Suffice to say, the conservation mission of Benmore is evident to the most casual visitor, and it elevates the place. It is young as well as old and is looking far into the future as well as the past. All this beauty has a purpose. On our descent down Benmore, we moved again into an old, established area, and Baxter pointed to a romantic ruin perched on the cliff above, like a small abbey. It is the stone shell of James Duncan's fernery. There is an active plan to restore it, he said.

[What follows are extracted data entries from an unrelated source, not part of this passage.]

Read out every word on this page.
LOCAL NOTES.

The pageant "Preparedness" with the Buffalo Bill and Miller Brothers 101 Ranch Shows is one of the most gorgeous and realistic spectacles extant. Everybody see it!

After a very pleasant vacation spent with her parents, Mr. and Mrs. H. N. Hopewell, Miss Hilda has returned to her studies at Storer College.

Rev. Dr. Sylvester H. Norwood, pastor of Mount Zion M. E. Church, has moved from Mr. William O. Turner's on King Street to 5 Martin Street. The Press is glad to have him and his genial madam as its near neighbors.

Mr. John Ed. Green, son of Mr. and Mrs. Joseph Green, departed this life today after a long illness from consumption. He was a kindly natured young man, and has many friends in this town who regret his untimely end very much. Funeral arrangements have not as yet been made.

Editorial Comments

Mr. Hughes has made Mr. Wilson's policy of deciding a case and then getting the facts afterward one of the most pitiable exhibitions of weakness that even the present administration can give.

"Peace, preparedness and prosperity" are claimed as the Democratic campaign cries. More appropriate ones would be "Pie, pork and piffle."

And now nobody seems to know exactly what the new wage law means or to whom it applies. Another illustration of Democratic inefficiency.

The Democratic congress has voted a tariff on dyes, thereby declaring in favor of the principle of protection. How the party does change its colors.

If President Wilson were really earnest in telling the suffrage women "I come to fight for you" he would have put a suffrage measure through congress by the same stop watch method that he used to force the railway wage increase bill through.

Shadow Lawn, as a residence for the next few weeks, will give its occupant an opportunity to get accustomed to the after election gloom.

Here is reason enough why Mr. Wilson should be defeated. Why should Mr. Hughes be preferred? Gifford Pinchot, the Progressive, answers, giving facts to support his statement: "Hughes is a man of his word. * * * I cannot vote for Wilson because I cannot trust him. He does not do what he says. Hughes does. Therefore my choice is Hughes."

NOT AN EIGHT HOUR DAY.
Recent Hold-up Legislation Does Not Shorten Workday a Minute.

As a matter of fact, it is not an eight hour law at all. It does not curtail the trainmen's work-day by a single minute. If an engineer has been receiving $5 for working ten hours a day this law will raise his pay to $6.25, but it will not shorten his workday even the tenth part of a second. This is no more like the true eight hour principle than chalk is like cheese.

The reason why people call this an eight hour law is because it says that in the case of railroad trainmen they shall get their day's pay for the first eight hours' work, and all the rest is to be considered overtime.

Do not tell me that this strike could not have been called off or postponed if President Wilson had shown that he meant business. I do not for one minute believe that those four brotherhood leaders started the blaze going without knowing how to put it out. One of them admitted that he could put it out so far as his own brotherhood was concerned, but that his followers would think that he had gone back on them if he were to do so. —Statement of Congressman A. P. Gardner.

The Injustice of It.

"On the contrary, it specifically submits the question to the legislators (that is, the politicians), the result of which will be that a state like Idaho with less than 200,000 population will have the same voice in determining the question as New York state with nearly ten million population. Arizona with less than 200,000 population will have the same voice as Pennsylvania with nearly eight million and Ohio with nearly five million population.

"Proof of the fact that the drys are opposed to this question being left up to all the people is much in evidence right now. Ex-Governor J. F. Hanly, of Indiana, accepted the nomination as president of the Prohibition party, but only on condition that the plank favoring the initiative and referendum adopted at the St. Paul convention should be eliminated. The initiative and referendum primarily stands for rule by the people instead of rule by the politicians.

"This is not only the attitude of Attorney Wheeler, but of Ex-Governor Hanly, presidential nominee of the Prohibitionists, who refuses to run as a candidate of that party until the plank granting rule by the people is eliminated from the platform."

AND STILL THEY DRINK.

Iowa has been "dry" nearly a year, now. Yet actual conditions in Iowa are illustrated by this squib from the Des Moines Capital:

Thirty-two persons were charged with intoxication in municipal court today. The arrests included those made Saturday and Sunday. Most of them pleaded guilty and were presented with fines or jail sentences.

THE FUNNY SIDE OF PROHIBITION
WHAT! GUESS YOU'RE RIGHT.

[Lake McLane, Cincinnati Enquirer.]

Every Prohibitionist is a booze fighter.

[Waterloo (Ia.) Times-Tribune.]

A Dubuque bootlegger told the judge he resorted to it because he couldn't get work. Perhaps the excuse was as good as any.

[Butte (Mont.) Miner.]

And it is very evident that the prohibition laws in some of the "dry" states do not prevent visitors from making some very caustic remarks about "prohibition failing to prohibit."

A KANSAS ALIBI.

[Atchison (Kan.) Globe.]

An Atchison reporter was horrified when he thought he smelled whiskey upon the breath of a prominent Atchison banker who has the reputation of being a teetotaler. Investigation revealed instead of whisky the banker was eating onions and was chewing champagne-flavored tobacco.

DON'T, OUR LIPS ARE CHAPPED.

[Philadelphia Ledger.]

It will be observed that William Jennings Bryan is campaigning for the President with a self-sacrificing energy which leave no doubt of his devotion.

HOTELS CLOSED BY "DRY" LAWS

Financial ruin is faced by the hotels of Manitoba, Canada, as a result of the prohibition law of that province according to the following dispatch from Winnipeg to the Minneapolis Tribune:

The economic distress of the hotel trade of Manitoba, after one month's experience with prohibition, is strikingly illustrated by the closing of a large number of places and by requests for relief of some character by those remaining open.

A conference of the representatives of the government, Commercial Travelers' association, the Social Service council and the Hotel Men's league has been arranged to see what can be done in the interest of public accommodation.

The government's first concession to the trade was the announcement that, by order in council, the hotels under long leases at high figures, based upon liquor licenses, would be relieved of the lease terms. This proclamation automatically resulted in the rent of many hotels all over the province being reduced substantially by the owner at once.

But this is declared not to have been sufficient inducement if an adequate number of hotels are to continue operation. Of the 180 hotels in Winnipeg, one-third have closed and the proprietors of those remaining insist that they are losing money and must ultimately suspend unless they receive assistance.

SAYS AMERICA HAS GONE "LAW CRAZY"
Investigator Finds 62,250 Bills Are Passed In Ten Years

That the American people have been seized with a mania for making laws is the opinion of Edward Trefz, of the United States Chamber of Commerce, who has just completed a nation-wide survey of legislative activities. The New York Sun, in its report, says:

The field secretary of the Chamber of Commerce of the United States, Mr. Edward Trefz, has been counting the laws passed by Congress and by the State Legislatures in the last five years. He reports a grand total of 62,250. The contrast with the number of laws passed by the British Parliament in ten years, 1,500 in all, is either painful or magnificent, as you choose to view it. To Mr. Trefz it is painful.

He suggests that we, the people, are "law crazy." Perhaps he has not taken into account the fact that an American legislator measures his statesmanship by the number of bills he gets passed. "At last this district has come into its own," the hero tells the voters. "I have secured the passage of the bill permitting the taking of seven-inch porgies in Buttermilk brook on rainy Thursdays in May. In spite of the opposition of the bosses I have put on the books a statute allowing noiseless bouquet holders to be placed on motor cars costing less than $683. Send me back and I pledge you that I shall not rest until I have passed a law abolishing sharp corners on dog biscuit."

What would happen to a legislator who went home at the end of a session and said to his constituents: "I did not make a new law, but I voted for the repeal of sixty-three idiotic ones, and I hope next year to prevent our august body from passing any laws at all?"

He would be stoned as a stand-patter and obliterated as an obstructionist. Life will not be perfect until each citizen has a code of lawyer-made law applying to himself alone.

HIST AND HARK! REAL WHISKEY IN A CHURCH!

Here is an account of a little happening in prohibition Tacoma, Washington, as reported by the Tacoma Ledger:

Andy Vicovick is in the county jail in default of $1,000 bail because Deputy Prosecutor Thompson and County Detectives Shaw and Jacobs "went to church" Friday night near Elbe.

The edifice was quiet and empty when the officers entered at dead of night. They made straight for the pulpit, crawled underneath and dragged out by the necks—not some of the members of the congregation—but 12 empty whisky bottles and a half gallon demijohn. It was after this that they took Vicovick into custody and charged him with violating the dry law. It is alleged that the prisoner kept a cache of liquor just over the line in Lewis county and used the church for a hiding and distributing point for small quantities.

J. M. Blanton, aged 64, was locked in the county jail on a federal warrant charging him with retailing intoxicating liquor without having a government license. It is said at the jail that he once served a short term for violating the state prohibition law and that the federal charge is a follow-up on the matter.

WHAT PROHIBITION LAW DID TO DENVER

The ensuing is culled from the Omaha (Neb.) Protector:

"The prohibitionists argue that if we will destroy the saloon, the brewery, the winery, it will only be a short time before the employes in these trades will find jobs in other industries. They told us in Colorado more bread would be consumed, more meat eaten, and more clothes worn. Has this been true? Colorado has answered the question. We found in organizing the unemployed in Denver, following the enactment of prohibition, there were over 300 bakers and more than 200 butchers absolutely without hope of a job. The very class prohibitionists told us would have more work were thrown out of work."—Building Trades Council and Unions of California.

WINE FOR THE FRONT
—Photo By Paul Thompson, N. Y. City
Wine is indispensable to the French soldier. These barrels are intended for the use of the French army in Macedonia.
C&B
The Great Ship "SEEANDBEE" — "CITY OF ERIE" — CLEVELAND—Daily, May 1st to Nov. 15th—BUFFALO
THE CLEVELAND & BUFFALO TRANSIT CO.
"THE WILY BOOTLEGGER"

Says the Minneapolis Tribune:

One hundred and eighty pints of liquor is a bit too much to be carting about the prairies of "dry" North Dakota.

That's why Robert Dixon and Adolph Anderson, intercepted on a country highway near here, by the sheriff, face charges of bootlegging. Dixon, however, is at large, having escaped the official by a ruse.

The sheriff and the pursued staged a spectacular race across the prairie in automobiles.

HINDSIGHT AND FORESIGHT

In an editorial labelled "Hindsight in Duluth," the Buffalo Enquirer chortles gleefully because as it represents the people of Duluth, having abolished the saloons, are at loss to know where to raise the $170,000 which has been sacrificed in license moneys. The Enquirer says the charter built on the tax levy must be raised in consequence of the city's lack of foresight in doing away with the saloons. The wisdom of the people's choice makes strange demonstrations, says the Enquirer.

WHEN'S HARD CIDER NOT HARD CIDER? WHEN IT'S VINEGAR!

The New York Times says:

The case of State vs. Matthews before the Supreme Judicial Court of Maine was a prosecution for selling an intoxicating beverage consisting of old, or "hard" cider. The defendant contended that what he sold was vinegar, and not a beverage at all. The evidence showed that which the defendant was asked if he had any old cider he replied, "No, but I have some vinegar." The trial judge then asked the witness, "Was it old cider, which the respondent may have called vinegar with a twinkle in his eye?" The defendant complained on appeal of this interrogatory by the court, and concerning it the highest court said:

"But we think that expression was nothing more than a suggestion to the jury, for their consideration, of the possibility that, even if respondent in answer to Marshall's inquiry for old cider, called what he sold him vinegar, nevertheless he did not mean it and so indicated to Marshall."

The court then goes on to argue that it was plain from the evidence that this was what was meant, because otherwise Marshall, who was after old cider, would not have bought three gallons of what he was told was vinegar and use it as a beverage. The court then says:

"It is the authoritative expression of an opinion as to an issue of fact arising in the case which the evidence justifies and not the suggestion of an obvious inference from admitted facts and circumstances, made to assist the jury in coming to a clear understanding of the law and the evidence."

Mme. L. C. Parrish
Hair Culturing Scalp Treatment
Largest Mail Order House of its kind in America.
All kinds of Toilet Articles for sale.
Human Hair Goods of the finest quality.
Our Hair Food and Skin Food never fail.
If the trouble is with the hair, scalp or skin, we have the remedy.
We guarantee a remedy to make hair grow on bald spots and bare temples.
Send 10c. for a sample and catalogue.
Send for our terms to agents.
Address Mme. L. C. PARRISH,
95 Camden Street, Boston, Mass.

Farther down, we reached another area under development, a native woodland that contains what is already a showcase for the mosses that cushion the woodland floor. Baxter said there are as many as 50 species of moss here. A cliff face, glistening from the constant moisture, holds tiny colonies of liverworts, clinging to the crevices. Mosses, so abundant here, were considered a bit of a weed, Baxter said. Now they are getting their due, though even he is hard-pressed to distinguish the species. Moss experts -- bryologists -- are waiting in the wings.
Benmore is near the mouth of the River Clyde and deceptively close to Glasgow. In less than two hours, you can be transported from modern city to another world. The effort is well worth it. "Most people who do come can't believe it," Baxter said, without swagger. Or, I imagine, exaggeration.
Adrian Higgins is the garden editor of The Post's Home section.